The state of California lost more than 182,000 people in the last decade, the first such drop in the recorded history of the state. The data, released by the Department of Finance, shows a 0.46 decline and is attributed to coronavirus deaths, declining birth rates, slowing immigration, and the high cost of living.
Population growth in the state has slowed considerably in recent years and the pandemic appears to have tipped the scales. “Much has been made of the California exodus, and rightly so. This migration, over the decades, has the power to reshape the state,” states a report by the Public Policy Institute of California released Thursday.
One more nail in Governor Gavin Newsom’s coffin.
Opponents of Gov. Gavin Newsom, who is facing a recall election, are sure to use the historic decline as proof of California’s woes. Republicans have long assailed the state’s regulations and tax rates as reasons to leave for red states, a point punctuated by the departure of Tesla CEO Elon Musk for Texas last year. Newsom critics in the past year have pointed to California’s pandemic restrictions and school closures as additional reasons to flee.
But state officials insisted Friday that the population decline is likely a blip due to the unprecedented pandemic, and that California is projected to return to “slight annual positive growth” when estimates are released next year.
Illegal immigration had been fueling California’s growth for decades, which is why state Democrats have been doing everything they can to encourage it.
The biggest loss of California residents in 2020 was due to a continued decline in foreign immigration into the state, “a direct impact” of the Trump administration’s suspension of some visas when the pandemic hit, according to the Department of Finance.

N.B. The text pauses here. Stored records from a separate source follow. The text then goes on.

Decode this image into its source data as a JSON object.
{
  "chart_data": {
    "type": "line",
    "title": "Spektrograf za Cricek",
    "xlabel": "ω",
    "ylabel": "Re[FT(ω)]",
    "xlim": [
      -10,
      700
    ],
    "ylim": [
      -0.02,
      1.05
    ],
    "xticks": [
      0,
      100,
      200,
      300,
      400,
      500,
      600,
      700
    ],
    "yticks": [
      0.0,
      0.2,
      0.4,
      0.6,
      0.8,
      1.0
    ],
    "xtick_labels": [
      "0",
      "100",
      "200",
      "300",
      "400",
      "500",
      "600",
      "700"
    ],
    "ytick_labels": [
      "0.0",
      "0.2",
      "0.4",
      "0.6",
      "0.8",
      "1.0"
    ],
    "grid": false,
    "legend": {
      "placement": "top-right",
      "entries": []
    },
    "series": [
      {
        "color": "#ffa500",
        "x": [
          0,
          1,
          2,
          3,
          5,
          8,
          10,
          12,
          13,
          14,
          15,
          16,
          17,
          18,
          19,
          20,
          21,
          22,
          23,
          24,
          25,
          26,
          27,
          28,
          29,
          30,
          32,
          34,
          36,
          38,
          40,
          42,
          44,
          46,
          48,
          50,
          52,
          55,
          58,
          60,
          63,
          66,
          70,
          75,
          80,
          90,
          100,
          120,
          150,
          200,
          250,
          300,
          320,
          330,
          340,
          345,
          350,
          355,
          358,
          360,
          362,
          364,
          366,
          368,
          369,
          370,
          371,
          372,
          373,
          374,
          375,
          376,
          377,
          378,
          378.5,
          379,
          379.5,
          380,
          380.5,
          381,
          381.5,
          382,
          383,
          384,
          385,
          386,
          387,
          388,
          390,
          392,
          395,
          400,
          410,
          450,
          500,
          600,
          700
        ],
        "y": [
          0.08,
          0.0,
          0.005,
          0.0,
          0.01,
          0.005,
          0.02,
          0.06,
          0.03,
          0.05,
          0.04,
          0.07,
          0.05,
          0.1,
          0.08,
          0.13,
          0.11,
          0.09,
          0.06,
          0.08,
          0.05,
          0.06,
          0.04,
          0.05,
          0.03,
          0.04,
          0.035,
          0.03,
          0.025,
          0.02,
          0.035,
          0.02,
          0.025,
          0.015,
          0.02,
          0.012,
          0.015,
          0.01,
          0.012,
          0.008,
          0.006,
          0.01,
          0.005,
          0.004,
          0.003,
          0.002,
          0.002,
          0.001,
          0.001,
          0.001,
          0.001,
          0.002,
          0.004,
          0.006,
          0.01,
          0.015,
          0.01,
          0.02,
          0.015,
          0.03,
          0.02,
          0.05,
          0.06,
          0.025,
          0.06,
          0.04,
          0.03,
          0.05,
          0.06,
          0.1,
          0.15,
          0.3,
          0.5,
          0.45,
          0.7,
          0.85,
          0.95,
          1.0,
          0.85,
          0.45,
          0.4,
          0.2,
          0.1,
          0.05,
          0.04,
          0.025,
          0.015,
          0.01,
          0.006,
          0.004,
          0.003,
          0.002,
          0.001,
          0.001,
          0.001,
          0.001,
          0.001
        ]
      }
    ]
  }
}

Declines in foreign immigration accounted for 100,000 less people living in California, according to the state. That includes 53,000 international students who remained home due to global restrictions.
Without illegals flooding the state, California would suffer the same fate as other high-tax blue states.
In 28 of the last 30 years, the state has seen more people moving out than in, according to state officials. Since 2018, that outmigration has outpaced international migration into the state, leaving “natural increase,” or the difference between births and deaths, as the only source of population growth, the Department of Finance said.
California’s plight is entire of its own making. What’s worse, they continue to deny that their tax and housing problems are pricing everyone but the very rich and very poor out of the market.
Until the California government returns to sanity, the state will continue to experience slow growth or no growth into the future.